The 80-day moving average has pushed the security higher before
The shares of Crowdstrike Holdings Inc (NASDAQ:CRWD) are inching higher, last seen up 1.4% to trade at $257.52, after the security nabbed an Aug. 30 all-time high of $289.24. The equity has cooled down since that peak, though, and is pacing for its third-straight weekly loss, with overhead pressure from the 20-day moving average and $260 level keeping a tight lid on gains. Still, there is reason to believe this downward may be short-lived, with more records on the horizon.
According to data from Schaeffer's Senior Quantitative Researcher Rocky White, Crowdstrike stock just came back within one standard deviation of its 80-day moving average, after spending some time above the trendline. White's study shows the equity has made a similar move four other times. One month after these instances, the security was higher, averaging a 24.8% return. Should CRWD stage a comparable move from its current perch, it could put the equity at a fresh all-time high of $321.38.

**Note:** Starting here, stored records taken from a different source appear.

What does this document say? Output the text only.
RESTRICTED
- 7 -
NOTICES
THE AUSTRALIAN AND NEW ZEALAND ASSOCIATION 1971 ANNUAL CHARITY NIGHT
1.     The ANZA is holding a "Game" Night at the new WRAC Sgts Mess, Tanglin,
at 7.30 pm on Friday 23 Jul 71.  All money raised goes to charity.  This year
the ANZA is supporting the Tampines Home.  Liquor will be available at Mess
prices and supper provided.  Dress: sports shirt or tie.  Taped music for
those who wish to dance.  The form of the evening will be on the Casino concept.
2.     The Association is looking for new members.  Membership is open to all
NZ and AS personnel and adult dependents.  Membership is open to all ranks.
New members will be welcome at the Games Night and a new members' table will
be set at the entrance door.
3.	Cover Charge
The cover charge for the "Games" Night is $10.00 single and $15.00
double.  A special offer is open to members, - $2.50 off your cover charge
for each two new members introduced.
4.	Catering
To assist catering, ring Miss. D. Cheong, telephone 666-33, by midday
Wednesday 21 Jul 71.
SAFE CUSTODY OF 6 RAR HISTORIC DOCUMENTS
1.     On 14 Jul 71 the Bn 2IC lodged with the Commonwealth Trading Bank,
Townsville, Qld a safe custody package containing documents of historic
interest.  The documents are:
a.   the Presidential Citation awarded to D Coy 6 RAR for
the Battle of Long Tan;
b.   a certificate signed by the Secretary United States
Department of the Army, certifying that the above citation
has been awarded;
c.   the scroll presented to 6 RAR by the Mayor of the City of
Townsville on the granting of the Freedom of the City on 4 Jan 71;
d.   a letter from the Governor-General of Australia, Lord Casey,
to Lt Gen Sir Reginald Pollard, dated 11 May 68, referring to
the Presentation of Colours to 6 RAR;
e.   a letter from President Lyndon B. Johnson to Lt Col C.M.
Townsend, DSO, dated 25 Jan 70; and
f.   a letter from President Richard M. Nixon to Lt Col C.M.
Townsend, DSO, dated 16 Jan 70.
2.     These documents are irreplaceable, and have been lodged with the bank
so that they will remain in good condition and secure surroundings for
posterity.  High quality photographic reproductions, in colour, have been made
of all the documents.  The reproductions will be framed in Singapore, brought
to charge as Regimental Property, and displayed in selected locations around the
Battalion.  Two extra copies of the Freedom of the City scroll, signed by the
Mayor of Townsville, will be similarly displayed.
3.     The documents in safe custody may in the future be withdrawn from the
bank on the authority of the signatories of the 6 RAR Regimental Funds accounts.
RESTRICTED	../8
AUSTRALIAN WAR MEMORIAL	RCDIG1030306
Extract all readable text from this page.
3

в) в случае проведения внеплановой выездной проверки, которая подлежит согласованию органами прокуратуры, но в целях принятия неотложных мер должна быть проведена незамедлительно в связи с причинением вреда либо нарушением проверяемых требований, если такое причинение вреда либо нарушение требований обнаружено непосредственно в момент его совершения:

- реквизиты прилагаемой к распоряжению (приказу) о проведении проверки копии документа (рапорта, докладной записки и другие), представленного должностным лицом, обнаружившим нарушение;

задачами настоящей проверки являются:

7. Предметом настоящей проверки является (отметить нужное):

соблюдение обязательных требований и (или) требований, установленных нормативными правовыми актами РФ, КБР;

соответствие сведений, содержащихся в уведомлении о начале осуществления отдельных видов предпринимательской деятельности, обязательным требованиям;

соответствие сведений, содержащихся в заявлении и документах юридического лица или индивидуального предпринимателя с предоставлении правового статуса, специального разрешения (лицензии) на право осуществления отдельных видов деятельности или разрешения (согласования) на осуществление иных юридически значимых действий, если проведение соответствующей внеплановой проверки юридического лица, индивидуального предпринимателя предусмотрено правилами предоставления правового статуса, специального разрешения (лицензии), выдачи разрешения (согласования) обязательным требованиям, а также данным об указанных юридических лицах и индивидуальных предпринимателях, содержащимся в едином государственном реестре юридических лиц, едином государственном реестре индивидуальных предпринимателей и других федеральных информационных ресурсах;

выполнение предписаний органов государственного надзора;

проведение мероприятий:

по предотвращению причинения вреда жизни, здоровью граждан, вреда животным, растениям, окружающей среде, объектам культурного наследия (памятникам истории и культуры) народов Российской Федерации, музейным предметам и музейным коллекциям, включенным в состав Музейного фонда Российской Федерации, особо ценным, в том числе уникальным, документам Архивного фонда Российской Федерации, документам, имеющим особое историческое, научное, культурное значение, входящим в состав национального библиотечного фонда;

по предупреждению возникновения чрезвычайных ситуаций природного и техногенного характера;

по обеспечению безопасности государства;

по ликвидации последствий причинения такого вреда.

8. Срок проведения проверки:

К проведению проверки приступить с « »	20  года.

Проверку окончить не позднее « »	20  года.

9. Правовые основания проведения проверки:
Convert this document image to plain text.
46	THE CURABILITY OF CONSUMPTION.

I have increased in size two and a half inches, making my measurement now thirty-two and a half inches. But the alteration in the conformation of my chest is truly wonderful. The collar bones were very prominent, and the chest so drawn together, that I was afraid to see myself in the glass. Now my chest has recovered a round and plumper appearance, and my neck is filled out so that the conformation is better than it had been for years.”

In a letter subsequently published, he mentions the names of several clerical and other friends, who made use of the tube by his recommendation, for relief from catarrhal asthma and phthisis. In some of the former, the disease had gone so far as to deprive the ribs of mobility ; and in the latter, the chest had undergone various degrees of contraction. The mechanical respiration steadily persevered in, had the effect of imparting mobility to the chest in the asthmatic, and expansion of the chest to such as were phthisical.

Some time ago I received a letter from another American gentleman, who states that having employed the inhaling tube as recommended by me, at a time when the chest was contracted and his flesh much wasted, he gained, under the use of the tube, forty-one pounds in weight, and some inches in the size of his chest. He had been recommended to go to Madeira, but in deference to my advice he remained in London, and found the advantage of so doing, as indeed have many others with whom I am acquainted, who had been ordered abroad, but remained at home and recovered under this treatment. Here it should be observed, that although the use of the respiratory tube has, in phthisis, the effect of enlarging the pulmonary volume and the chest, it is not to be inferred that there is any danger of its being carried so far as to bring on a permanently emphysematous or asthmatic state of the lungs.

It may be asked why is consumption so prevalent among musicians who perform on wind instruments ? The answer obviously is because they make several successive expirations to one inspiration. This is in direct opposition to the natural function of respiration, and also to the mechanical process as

A shift in the options pits could create additional tailwinds for CRWD. At the International Securities Exchange (ISE), Cboe Options Exchange (CBOE), and NASDAQ OMX PHLX (PHLX), the stock's 50-day put/call volume ratio sits higher than 99% of readings from the past year. This implies options traders are picking up puts at a quicker-than-usual clip.
Options seem like a good bet for those wanting to weigh on CrowdStrike's next move higher. CRWD's Schaeffer's Volatility Index (SVI) of 40% ranks in the 11th percentile of its annual range, meaning short-term options are pricing in low volatility expectations at the moment. Plus, the security has consistently rewarded premium buyers over the past year. Its Schaeffer's Volatility Scorecard (SVS) of 94 out of a 100 indicates the stock has tended to make outsized moves on the chart, relative to what the options market was anticipating.